Charleston Mayor Danny Jones wants to double the city user fee (the dollar a week fee charged to everyone who works inside city limits) and spend some of the money for surveillance cameras.
Jones believes putting cameras throughout Charleston will make the city safer.
"If criminals know they could be picked up on camera they might pick another city to prey on," Mayor Danny Jones said.
The ACLU believes those extra eyes might be too much.
"People should be free to move in public spaces without the fear of being spied upon," Andrew Schneider of the ACLU said.
Schneider says government leaders in other cities have abused the technology. He also worries minority areas of Charleston would be targeted more than others. He says some things many of us do should be kept private.

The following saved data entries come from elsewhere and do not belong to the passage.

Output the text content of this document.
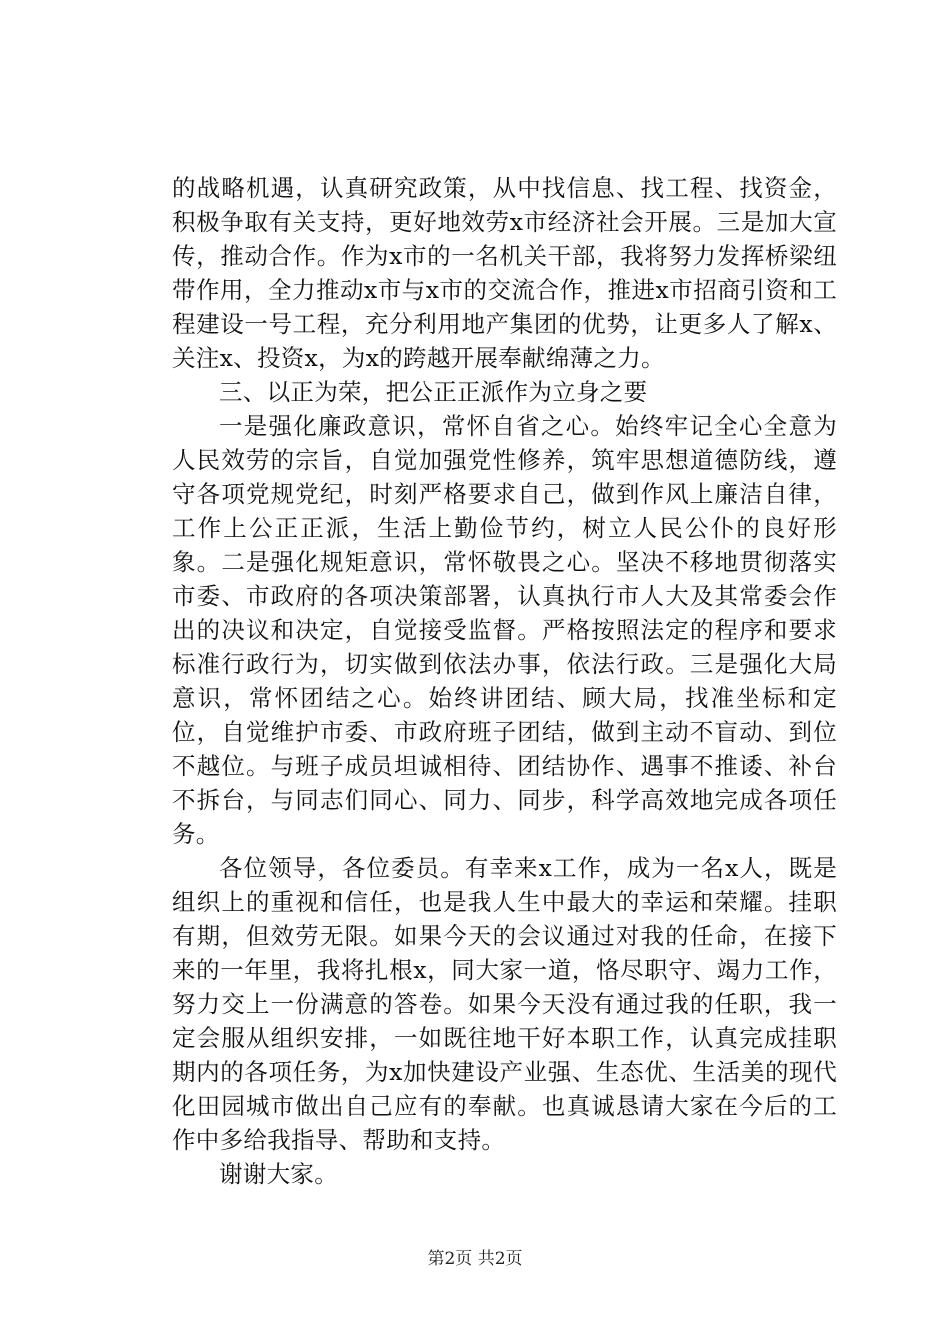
的战略机遇，认真研究政策，从中找信息、找工程、找资金，积极争取有关支持，更好地效劳x市经济社会开展。三是加大宣传，推动合作。作为x市的一名机关干部，我将努力发挥桥梁纽带作用，全力推动x市与x市的交流合作，推进x市招商引资和工程建设一号工程，充分利用地产集团的优势，让更多人了解x、关注x、投资x，为x的跨越开展奉献绵薄之力。

三、以正为荣，把公正正派作为立身之要

一是强化廉政意识，常怀自省之心。始终牢记全心全意为人民效劳的宗旨，自觉加强党性修养，筑牢思想道德防线，遵守各项党规党纪，时刻严格要求自己，做到作风上廉洁自律，工作上公正正派，生活上勤俭节约，树立人民公仆的良好形象。二是强化规矩意识，常怀敬畏之心。坚决不移地贯彻落实市委、市政府的各项决策部署，认真执行市人大及其常委会作出的决议和决定，自觉接受监督。严格按照法定的程序和要求标准行政行为，切实做到依法办事，依法行政。三是强化大局意识，常怀团结之心。始终讲团结、顾大局，找准坐标和定位，自觉维护市委、市政府班子团结，做到主动不盲动、到位不越位。与班子成员坦诚相待、团结协作、遇事不推诿、补台不拆台，与同志们同心、同力、同步，科学高效地完成各项任务。

各位领导，各位委员。有幸来x工作，成为一名x人，既是组织上的重视和信任，也是我人生中最大的幸运和荣耀。挂职有期，但效劳无限。如果今天的会议通过对我的任命，在接下来的一年里，我将扎根x，同大家一道，恪尽职守、竭力工作，努力交上一份满意的答卷。如果今天没有通过我的任职，我一定会服从组织安排，一如既往地干好本职工作，认真完成挂职期内的各项任务，为x加快建设产业强、生态优、生活美的现代化田园城市做出自己应有的奉献。也真诚恳请大家在今后的工作中多给我指导、帮助和支持。

谢谢大家。

第2页 共2页
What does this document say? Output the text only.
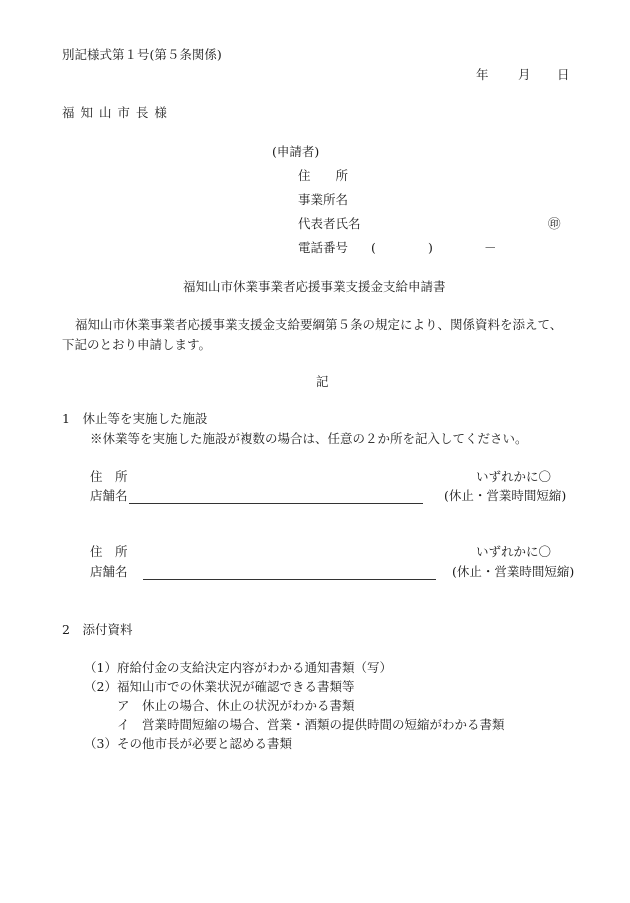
別記様式第１号(第５条関係)
年 月 日
福 知 山 市 長 様
(申請者)
住　　所
事業所名
代表者氏名	㊞
電話番号 (	)	－
福知山市休業事業者応援事業支援金支給申請書
福知山市休業事業者応援事業支援金支給要綱第５条の規定により、関係資料を添えて、
下記のとおり申請します。
記
1　休止等を実施した施設
※休業等を実施した施設が複数の場合は、任意の２か所を記入してください。
住　所	いずれかに〇
店舗名	(休止・営業時間短縮)
住　所	いずれかに〇
店舗名	(休止・営業時間短縮)
2　添付資料
（1）府給付金の支給決定内容がわかる通知書類（写）
（2）福知山市での休業状況が確認できる書類等
ア　休止の場合、休止の状況がわかる書類
イ　営業時間短縮の場合、営業・酒類の提供時間の短縮がわかる書類
（3）その他市長が必要と認める書類
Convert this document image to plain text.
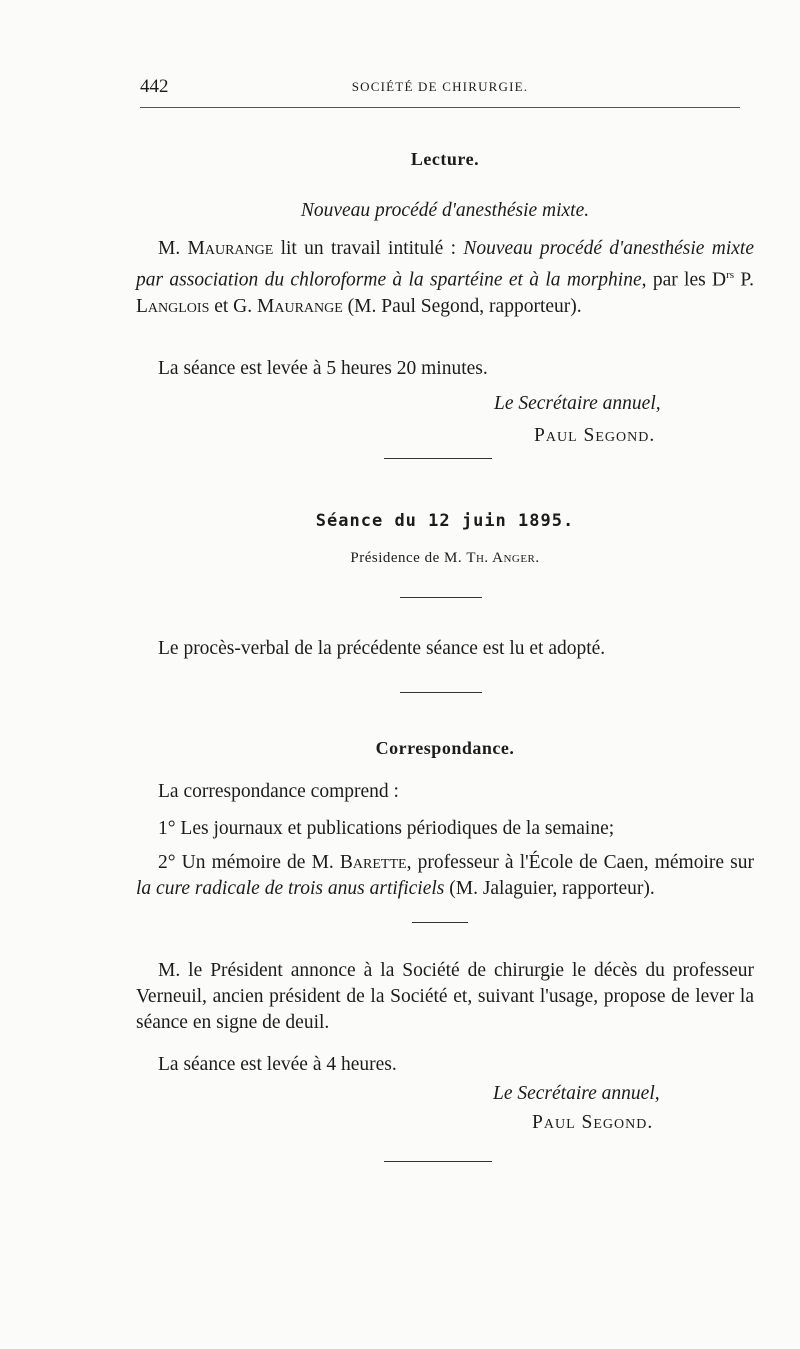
442	SOCIÉTÉ DE CHIRURGIE.
Lecture.
Nouveau procédé d'anesthésie mixte.
M. Maurange lit un travail intitulé : Nouveau procédé d'anesthésie mixte par association du chloroforme à la spartéine et à la morphine, par les $D^{rs}$ P. Langlois et G. Maurange (M. Paul Segond, rapporteur).
La séance est levée à 5 heures 20 minutes.
Le Secrétaire annuel,
Paul Segond.
Séance du 12 juin 1895.
Présidence de M. Th. Anger.
Le procès-verbal de la précédente séance est lu et adopté.
Correspondance.
La correspondance comprend :
1° Les journaux et publications périodiques de la semaine;
2° Un mémoire de M. Barette, professeur à l'École de Caen, mémoire sur la cure radicale de trois anus artificiels (M. Jalaguier, rapporteur).
M. le Président annonce à la Société de chirurgie le décès du professeur Verneuil, ancien président de la Société et, suivant l'usage, propose de lever la séance en signe de deuil.
La séance est levée à 4 heures.
Le Secrétaire annuel,
Paul Segond.
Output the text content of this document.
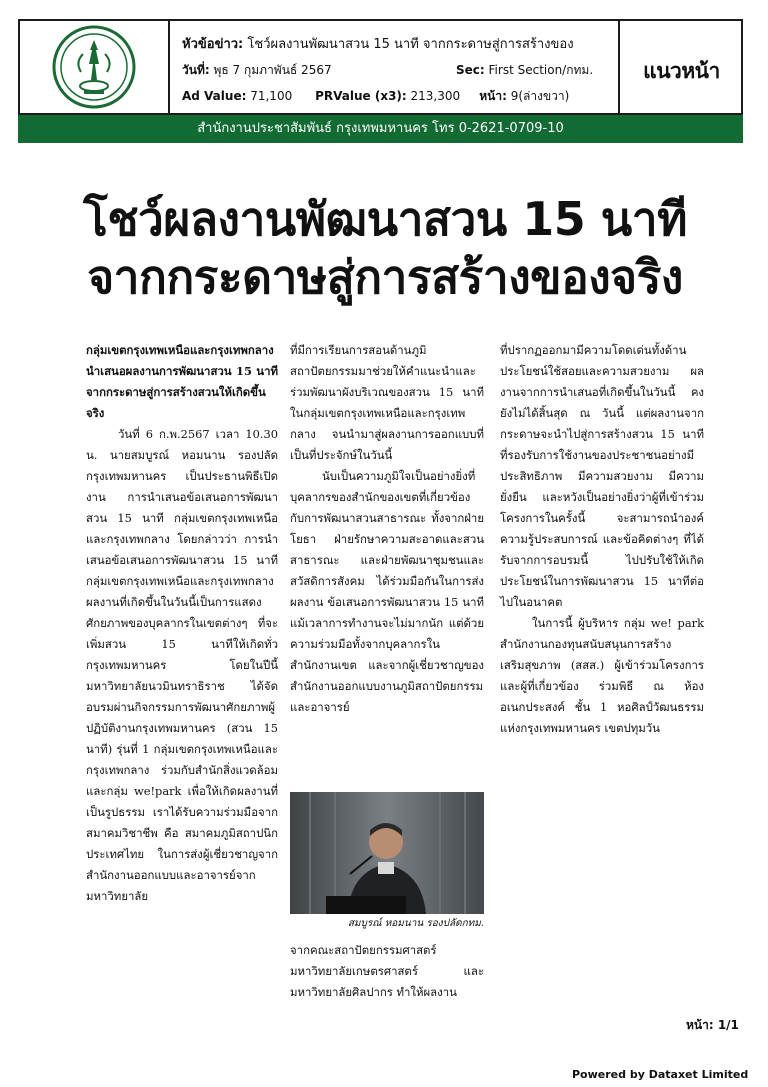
หัวข้อข่าว: โชว์ผลงานพัฒนาสวน 15 นาที จากกระดาษสู่การสร้างของ
วันที่: พุธ 7 กุมภาพันธ์ 2567	Sec: First Section/กทม.
Ad Value: 71,100 PRValue (x3): 213,300 หน้า: 9(ล่างขวา)
แนวหน้า
สำนักงานประชาสัมพันธ์ กรุงเทพมหานคร โทร 0-2621-0709-10
โชว์ผลงานพัฒนาสวน 15 นาที
จากกระดาษสู่การสร้างของจริง

กลุ่มเขตกรุงเทพเหนือและกรุงเทพกลาง นำเสนอผลงานการพัฒนาสวน 15 นาที จากกระดาษสู่การสร้างสวนให้เกิดขึ้นจริง

วันที่ 6 ก.พ.2567 เวลา 10.30 น. นายสมบูรณ์ หอมนาน รองปลัดกรุงเทพมหานคร เป็นประธานพิธีเปิดงาน การนำเสนอข้อเสนอการพัฒนาสวน 15 นาที กลุ่มเขตกรุงเทพเหนือและกรุงเทพกลาง โดยกล่าวว่า การนำเสนอข้อเสนอการพัฒนาสวน 15 นาที กลุ่มเขตกรุงเทพเหนือและกรุงเทพกลาง ผลงานที่เกิดขึ้นในวันนี้เป็นการแสดงศักยภาพของบุคลากรในเขตต่างๆ ที่จะเพิ่มสวน 15 นาทีให้เกิดทั่วกรุงเทพมหานคร โดยในปีนี้มหาวิทยาลัยนวมินทราธิราช ได้จัดอบรมผ่านกิจกรรมการพัฒนาศักยภาพผู้ปฏิบัติงานกรุงเทพมหานคร (สวน 15 นาที) รุ่นที่ 1 กลุ่มเขตกรุงเทพเหนือและกรุงเทพกลาง ร่วมกับสำนักสิ่งแวดล้อม และกลุ่ม we!park เพื่อให้เกิดผลงานที่เป็นรูปธรรม เราได้รับความร่วมมือจากสมาคมวิชาชีพ คือ สมาคมภูมิสถาปนิกประเทศไทย ในการส่งผู้เชี่ยวชาญจากสำนักงานออกแบบและอาจารย์จากมหาวิทยาลัย

ที่มีการเรียนการสอนด้านภูมิสถาปัตยกรรมมาช่วยให้คำแนะนำและร่วมพัฒนาผังบริเวณของสวน 15 นาทีในกลุ่มเขตกรุงเทพเหนือและกรุงเทพกลาง จนนำมาสู่ผลงานการออกแบบที่เป็นที่ประจักษ์ในวันนี้

นับเป็นความภูมิใจเป็นอย่างยิ่งที่บุคลากรของสำนักของเขตที่เกี่ยวข้องกับการพัฒนาสวนสาธารณะ ทั้งจากฝ่ายโยธา ฝ่ายรักษาความสะอาดและสวนสาธารณะ และฝ่ายพัฒนาชุมชนและสวัสดิการสังคม ได้ร่วมมือกันในการส่งผลงาน ข้อเสนอการพัฒนาสวน 15 นาที แม้เวลาการทำงานจะไม่มากนัก แต่ด้วยความร่วมมือทั้งจากบุคลากรในสำนักงานเขต และจากผู้เชี่ยวชาญของสำนักงานออกแบบงานภูมิสถาปัตยกรรม และอาจารย์

สมบูรณ์ หอมนาน รองปลัดกทม.

จากคณะสถาปัตยกรรมศาสตร์ มหาวิทยาลัยเกษตรศาสตร์ และมหาวิทยาลัยศิลปากร ทำให้ผลงาน

ที่ปรากฏออกมามีความโดดเด่นทั้งด้านประโยชน์ใช้สอยและความสวยงาม ผลงานจากการนำเสนอที่เกิดขึ้นในวันนี้ คงยังไม่ได้สิ้นสุด ณ วันนี้ แต่ผลงานจากกระดาษจะนำไปสู่การสร้างสวน 15 นาที ที่รองรับการใช้งานของประชาชนอย่างมีประสิทธิภาพ มีความสวยงาม มีความยั่งยืน และหวังเป็นอย่างยิ่งว่าผู้ที่เข้าร่วมโครงการในครั้งนี้ จะสามารถนำองค์ความรู้ประสบการณ์ และข้อคิดต่างๆ ที่ได้รับจากการอบรมนี้ ไปปรับใช้ให้เกิดประโยชน์ในการพัฒนาสวน 15 นาทีต่อไปในอนาคต

ในการนี้ ผู้บริหาร กลุ่ม we! park สำนักงานกองทุนสนับสนุนการสร้างเสริมสุขภาพ (สสส.) ผู้เข้าร่วมโครงการ และผู้ที่เกี่ยวข้อง ร่วมพิธี ณ ห้องอเนกประสงค์ ชั้น 1 หอศิลป์วัฒนธรรมแห่งกรุงเทพมหานคร เขตปทุมวัน

หน้า: 1/1
Powered by Dataxet Limited
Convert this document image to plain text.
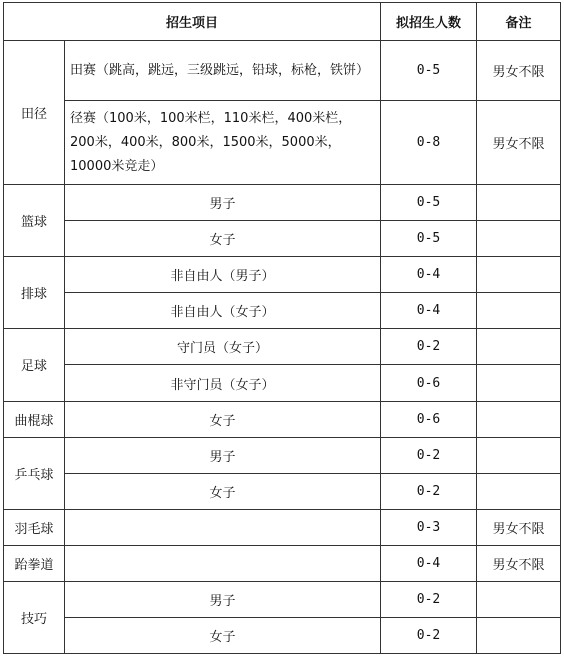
招生项目		拟招生人数	备注
田径	田赛（跳高，跳远，三级跳远，铅球，标枪，铁饼）	0-5	男女不限
	径赛（100米，100米栏，110米栏，400米栏，200米，400米，800米，1500米，5000米，10000米竞走）	0-8	男女不限
篮球	男子	0-5	
	女子	0-5	
排球	非自由人（男子）	0-4	
	非自由人（女子）	0-4	
足球	守门员（女子）	0-2	
	非守门员（女子）	0-6	
曲棍球	女子	0-6	
乒乓球	男子	0-2	
	女子	0-2	
羽毛球		0-3	男女不限
跆拳道		0-4	男女不限
技巧	男子	0-2	
	女子	0-2	
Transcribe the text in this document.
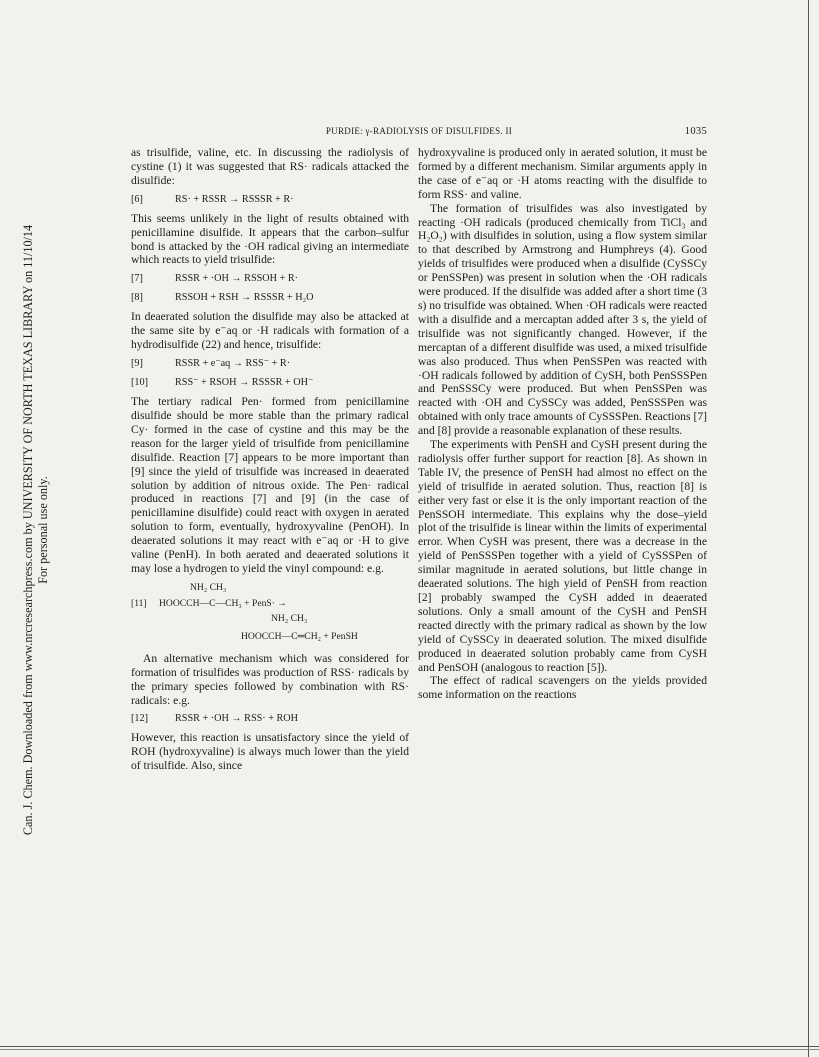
Can. J. Chem. Downloaded from www.nrcresearchpress.com by UNIVERSITY OF NORTH TEXAS LIBRARY on 11/10/14 For personal use only.
PURDIE: γ-RADIOLYSIS OF DISULFIDES. II	1035

as trisulfide, valine, etc. In discussing the radiolysis of cystine (1) it was suggested that RS· radicals attacked the disulfide:

[6]	RS· + RSSR → RSSSR + R·

This seems unlikely in the light of results obtained with penicillamine disulfide. It appears that the carbon–sulfur bond is attacked by the ·OH radical giving an intermediate which reacts to yield trisulfide:

[7]	RSSR + ·OH → RSSOH + R·
[8]	RSSOH + RSH → RSSSR + H₂O

In deaerated solution the disulfide may also be attacked at the same site by e⁻aq or ·H radicals with formation of a hydrodisulfide (22) and hence, trisulfide:

[9]	RSSR + e⁻aq → RSS⁻ + R·
[10]	RSS⁻ + RSOH → RSSSR + OH⁻

The tertiary radical Pen· formed from penicillamine disulfide should be more stable than the primary radical Cy· formed in the case of cystine and this may be the reason for the larger yield of trisulfide from penicillamine disulfide. Reaction [7] appears to be more important than [9] since the yield of trisulfide was increased in deaerated solution by addition of nitrous oxide. The Pen· radical produced in reactions [7] and [9] (in the case of penicillamine disulfide) could react with oxygen in aerated solution to form, eventually, hydroxyvaline (PenOH). In deaerated solutions it may react with e⁻aq or ·H to give valine (PenH). In both aerated and deaerated solutions it may lose a hydrogen to yield the vinyl compound: e.g.

NH₂ CH₃
[11] HOOCCH—C—CH₃ + PenS· →
NH₂ CH₃
HOOCCH—C═CH₂ + PenSH

An alternative mechanism which was considered for formation of trisulfides was production of RSS· radicals by the primary species followed by combination with RS· radicals: e.g.

[12]	RSSR + ·OH → RSS· + ROH

However, this reaction is unsatisfactory since the yield of ROH (hydroxyvaline) is always much lower than the yield of trisulfide. Also, since

hydroxyvaline is produced only in aerated solution, it must be formed by a different mechanism. Similar arguments apply in the case of e⁻aq or ·H atoms reacting with the disulfide to form RSS· and valine.

The formation of trisulfides was also investigated by reacting ·OH radicals (produced chemically from TiCl₃ and H₂O₂) with disulfides in solution, using a flow system similar to that described by Armstrong and Humphreys (4). Good yields of trisulfides were produced when a disulfide (CySSCy or PenSSPen) was present in solution when the ·OH radicals were produced. If the disulfide was added after a short time (3 s) no trisulfide was obtained. When ·OH radicals were reacted with a disulfide and a mercaptan added after 3 s, the yield of trisulfide was not significantly changed. However, if the mercaptan of a different disulfide was used, a mixed trisulfide was also produced. Thus when PenSSPen was reacted with ·OH radicals followed by addition of CySH, both PenSSSPen and PenSSSCy were produced. But when PenSSPen was reacted with ·OH and CySSCy was added, PenSSSPen was obtained with only trace amounts of CySSSPen. Reactions [7] and [8] provide a reasonable explanation of these results.

The experiments with PenSH and CySH present during the radiolysis offer further support for reaction [8]. As shown in Table IV, the presence of PenSH had almost no effect on the yield of trisulfide in aerated solution. Thus, reaction [8] is either very fast or else it is the only important reaction of the PenSSOH intermediate. This explains why the dose–yield plot of the trisulfide is linear within the limits of experimental error. When CySH was present, there was a decrease in the yield of PenSSSPen together with a yield of CySSSPen of similar magnitude in aerated solutions, but little change in deaerated solutions. The high yield of PenSH from reaction [2] probably swamped the CySH added in deaerated solutions. Only a small amount of the CySH and PenSH reacted directly with the primary radical as shown by the low yield of CySSCy in deaerated solution. The mixed disulfide produced in deaerated solution probably came from CySH and PenSOH (analogous to reaction [5]).

The effect of radical scavengers on the yields provided some information on the reactions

"We can think of numerous activities that take place in public spaces that are considered private. Think about going to a therapists, think about a private conversation with a friend, going for a drink at gay bar, engaging in a public protest," Schneider said.
The city already has a camera at the Roosevelt Center and it doesn't seem to bother the people who walk by every day.
"Well this is a public place and I don't know if you have nothing to hide what's the issue," Kevin Berry said.
The two sides agree police protection is the best thing but the mayor says officers just can't be everywhere. Members of the ACLU say if the cameras do go up, they would like signs posted telling people they're on camera with certified camera operators in charge of the cameras.
Mayor Jones says council is working on an ordinance. It will include either a thirty or sixty day time frame when the tapes will be erased.